Screen Shot 2015-11-18 at 4.55.47 PM

RICHARD CRAIB IS a 29-year-old South African who runs a hedge fund in San Francisco. Or rather, he doesn’t run it. He leaves that to an artificially intelligent system built by several thousand data scientists whose names he doesn’t know.

Under the banner of a startup called Numerai, Craib and his team have built technology that masks the fund’s trading data before sharing it with a vast community of anonymous data scientists.

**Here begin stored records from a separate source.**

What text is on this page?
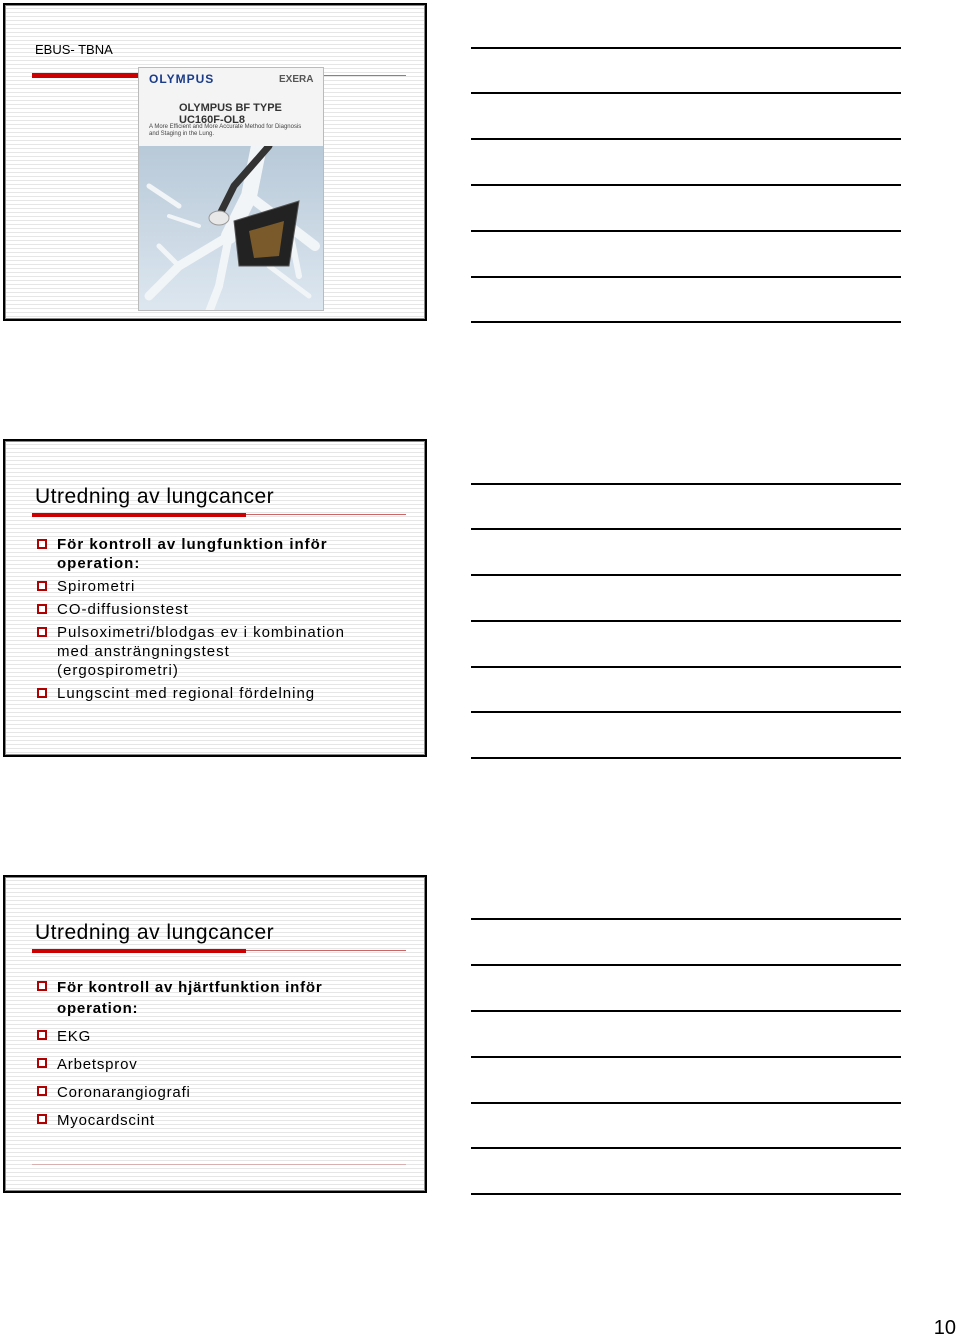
EBUS- TBNA
OLYMPUS	EXERA
OLYMPUS BF TYPE UC160F-OL8
A More Efficient and More Accurate Method for Diagnosis and Staging in the Lung.
Utredning av lungcancer
För kontroll av lungfunktion inför
operation:
Spirometri
CO-diffusionstest
Pulsoximetri/blodgas ev i kombination
med ansträngningstest
(ergospirometri)
Lungscint med regional fördelning
Utredning av lungcancer
För kontroll av hjärtfunktion inför
operation:
EKG
Arbetsprov
Coronarangiografi
Myocardscint
10
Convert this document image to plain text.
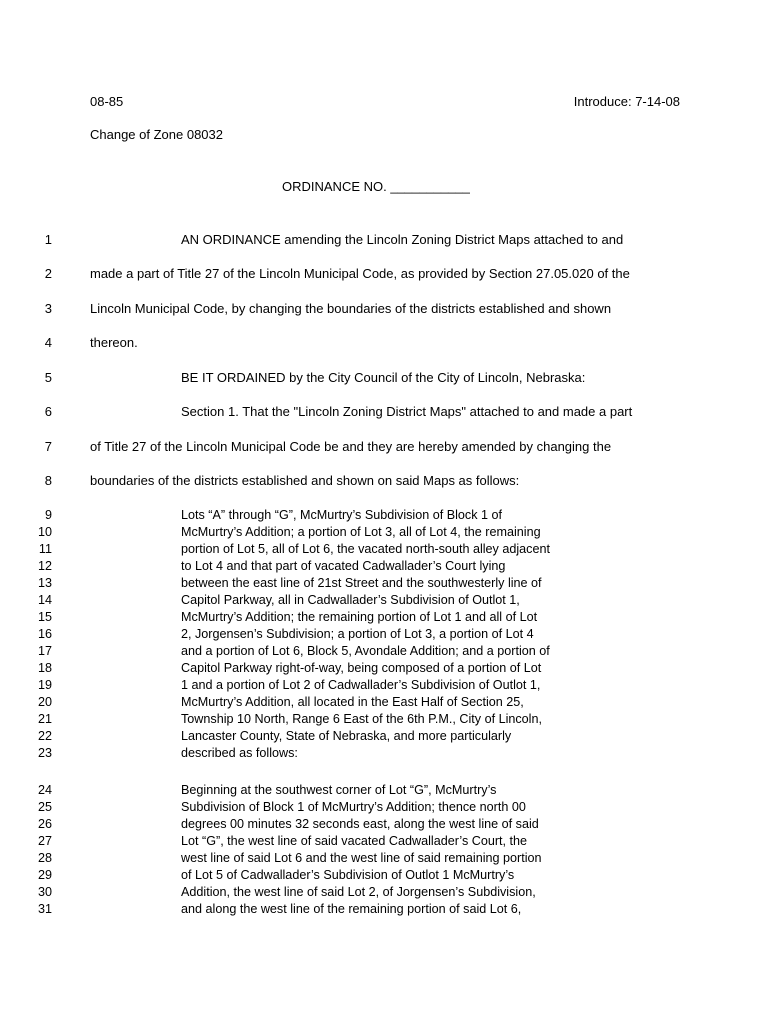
08-85	Introduce: 7-14-08
Change of Zone 08032
ORDINANCE NO. ___________
1	AN ORDINANCE amending the Lincoln Zoning District Maps attached to and
2	made a part of Title 27 of the Lincoln Municipal Code, as provided by Section 27.05.020 of the
3	Lincoln Municipal Code, by changing the boundaries of the districts established and shown
4	thereon.
5	BE IT ORDAINED by the City Council of the City of Lincoln, Nebraska:
6	Section 1. That the "Lincoln Zoning District Maps" attached to and made a part
7	of Title 27 of the Lincoln Municipal Code be and they are hereby amended by changing the
8	boundaries of the districts established and shown on said Maps as follows:
9
10
11
12
13
14
15
16
17
18
19
20
21
22
23
Lots “A” through “G”, McMurtry’s Subdivision of Block 1 of
McMurtry’s Addition; a portion of Lot 3, all of Lot 4, the remaining
portion of Lot 5, all of Lot 6, the vacated north-south alley adjacent
to Lot 4 and that part of vacated Cadwallader’s Court lying
between the east line of 21st Street and the southwesterly line of
Capitol Parkway, all in Cadwallader’s Subdivision of Outlot 1,
McMurtry’s Addition; the remaining portion of Lot 1 and all of Lot
2, Jorgensen’s Subdivision; a portion of Lot 3, a portion of Lot 4
and a portion of Lot 6, Block 5, Avondale Addition; and a portion of
Capitol Parkway right-of-way, being composed of a portion of Lot
1 and a portion of Lot 2 of Cadwallader’s Subdivision of Outlot 1,
McMurtry’s Addition, all located in the East Half of Section 25,
Township 10 North, Range 6 East of the 6th P.M., City of Lincoln,
Lancaster County, State of Nebraska, and more particularly
described as follows:
24
25
26
27
28
29
30
31
Beginning at the southwest corner of Lot “G”, McMurtry’s
Subdivision of Block 1 of McMurtry’s Addition; thence north 00
degrees 00 minutes 32 seconds east, along the west line of said
Lot “G”, the west line of said vacated Cadwallader’s Court, the
west line of said Lot 6 and the west line of said remaining portion
of Lot 5 of Cadwallader’s Subdivision of Outlot 1 McMurtry’s
Addition, the west line of said Lot 2, of Jorgensen’s Subdivision,
and along the west line of the remaining portion of said Lot 6,
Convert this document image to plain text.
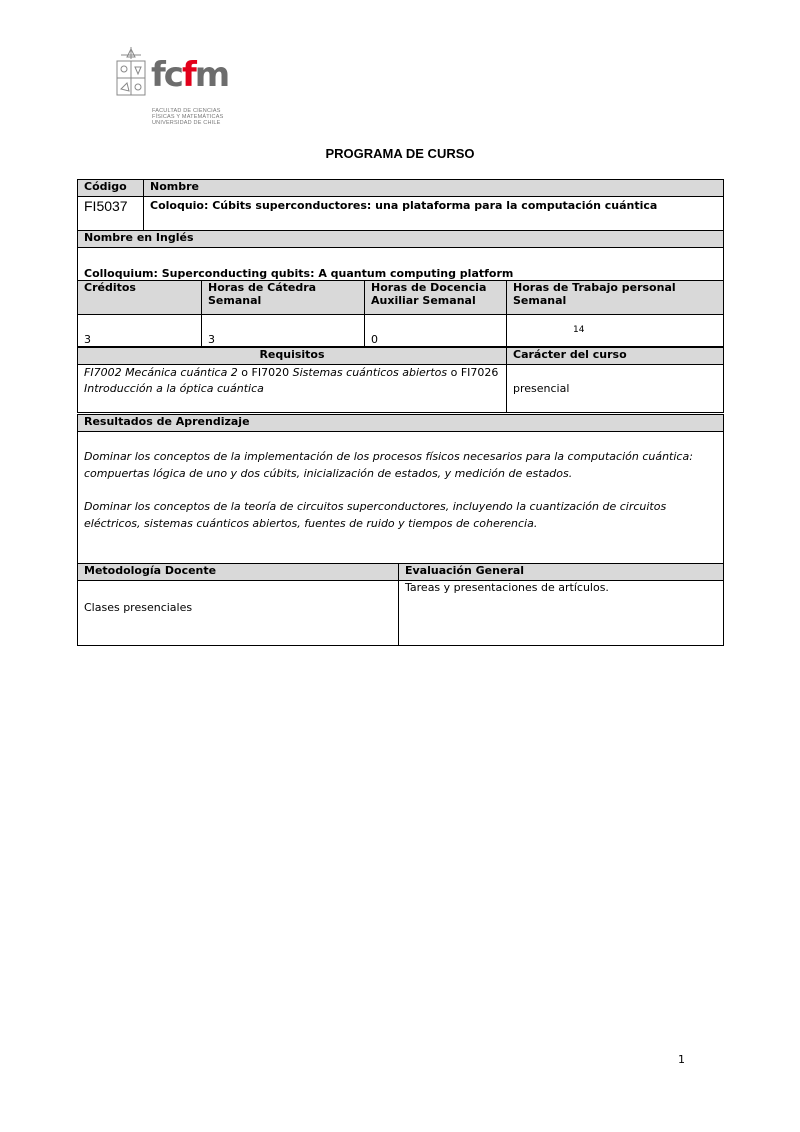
fcfm
FACULTAD DE CIENCIAS
FÍSICAS Y MATEMÁTICAS
UNIVERSIDAD DE CHILE
PROGRAMA DE CURSO
Código	Nombre
FI5037	Coloquio: Cúbits superconductores: una plataforma para la computación cuántica
Nombre en Inglés	
Colloquium: Superconducting qubits: A quantum computing platform	
Créditos	Horas de Cátedra Semanal	Horas de Docencia Auxiliar Semanal	Horas de Trabajo personal Semanal
3	3	0	14
Requisitos	Carácter del curso
FI7002 Mecánica cuántica 2 o FI7020 Sistemas cuánticos abiertos o FI7026
Introducción a la óptica cuántica	presencial
Resultados de Aprendizaje

Dominar los conceptos de la implementación de los procesos físicos necesarios para la computación cuántica: compuertas lógica de uno y dos cúbits, inicialización de estados, y medición de estados.

Dominar los conceptos de la teoría de circuitos superconductores, incluyendo la cuantización de circuitos eléctricos, sistemas cuánticos abiertos, fuentes de ruido y tiempos de coherencia.

Metodología Docente	Evaluación General
Clases presenciales	Tareas y presentaciones de artículos.
1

Using a method similar to homomorphic encryption, this tech works to ensure that the scientists can’t see the details of the company’s proprietary trades, but also organizes the data so that these scientists can build machine learning models that analyze it and, in theory, learn better ways of trading financial securities.

“We give away all our data,” says Craib, who studied mathematics at Cornell University in New York before going to work for an asset management firm in South Africa. “But we convert it into this abstract form where people can build machine learning models for the data without really knowing what they’re doing.”

He doesn’t know these data scientists because he recruits them online and pays them for their trouble in a digital currency that can preserve anonymity. “Anyone can submit predictions back to us,” he says. “If they work, we pay them in bitcoin.”

The company comes across as a Silicon Valley gag. All that’s missing is the virtual reality.

So, to sum up: They aren’t privy to his data. He isn’t privy to them. And because they work from encrypted data, they can’t use their machine learning models on other data—and neither can he. But Craib believes the blind can lead the blind to a better hedge fund.

Numerai’s fund has been trading stocks for a year. Though he declines to say just how successful it has been, due to government regulations around the release of such information, he does say it’s making money. And an increasingly large number of big-name investors have pumped money into the company, including the founder of Renaissances Technologies, an enormously successful “quant” hedge fund driven by data analysis. Craib and company have just completed their first round of venture funding, led by the New York venture capital firm Union Square Ventures. Union Square has invested $3 million in the round, with an additional $3 million coming from others.

Hedge funds have been exploring the use of machine learning algorithms for a while now, including established Wall Street names like Renaissance and Bridgewater Associates as well as tech startups like Sentient Technologies and Aidyia. But Craib’s venture represents new efforts to crowdsource the creation of these algorithms. Others are working on similar projects, including Two Sigma, a second data-centric New York hedge fund. But Numerai is attempting something far more extreme.

On the Edge

The company comes across as some sort of Silicon Valley gag: a tiny startup that seeks to reinvent the financial industry through artificial intelligence, encryption, crowdsourcing, and bitcoin. All that’s missing is the virtual reality. And to be sure, it’s still very early for Numerai. Even one of its investors, Union Square partner Andy Weissman, calls it an “experiment.”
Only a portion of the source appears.